Somebody sped through the yawning hatch, using the dim beam of their multi tool as a faltering lamp. Thing'd been on for some time, apparently, and was low on power. Penny.
"Yeah. I'm here," he said, as the damp and bedraggled young woman raced over to hug him. She was still wearing his white tuxedo jacket, John noticed. For a moment, he thought she was crying, but then she pulled her head away from his chest, sniffed a bit and said,
"How madly pleasant to see you again, John. Are you quite all right?"
Well…
"I'm fine. Just…"
Battling panic and confusion. Still reeling from attack, dismemberment and the shock of sudden healing.
"…a little tired, is all." John hugged her right back, deciding (yet again) that he was never going to another one of Pen's effing soirées.
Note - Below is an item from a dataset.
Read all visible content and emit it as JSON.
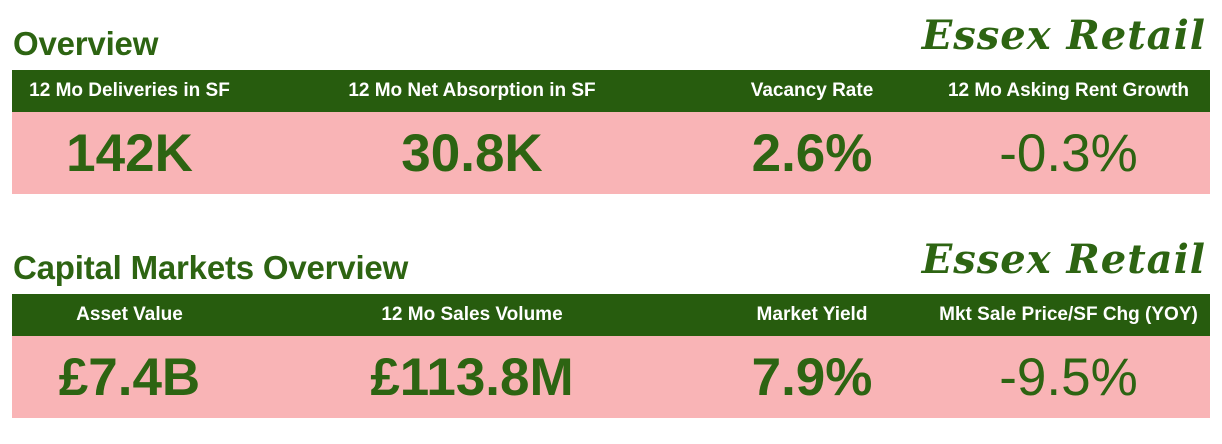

Ever.
Her fingers knit themselves tightly through his, as Lady Penelope began tugging him back in the direction of the opened hatch, which was now birthing multitudes. People. Great.
"Your Majesty," she half-laughed, half-sobbed. "It seems that you have won our wager. For here, returned alive and well, is our dear, stubborn John!"
A great many backslaps and handshakes followed, there in the noisy, wet half-dark, because: add one Tracy, improve everyone's odds of survival. Only the Colonel would have been better. Meanwhile, the ocean pressed down and his bothers struggled and battled outside, arranging their rescue.
John played the part that Penny needed him to. Acting like a date, not just a friend and near brother-in-law. Once again, he was the IR mystery man and dashing, last-minute hero. Perfectly calm on the outside; torn up and smudged deep within, where no one could see it.
He was expected to join Penny in taking charge of their group, so he did that: using Jaeger to trace out the best path to safety, and his laser cuff link to burn a few homemade doors. Found additional folks on the way, including the station's hypothermic bridge crew. Score, huh? All they had to do now was reach an exterior airlock and survive long enough to be rescued.
Could have done without that sudden earthquake, though.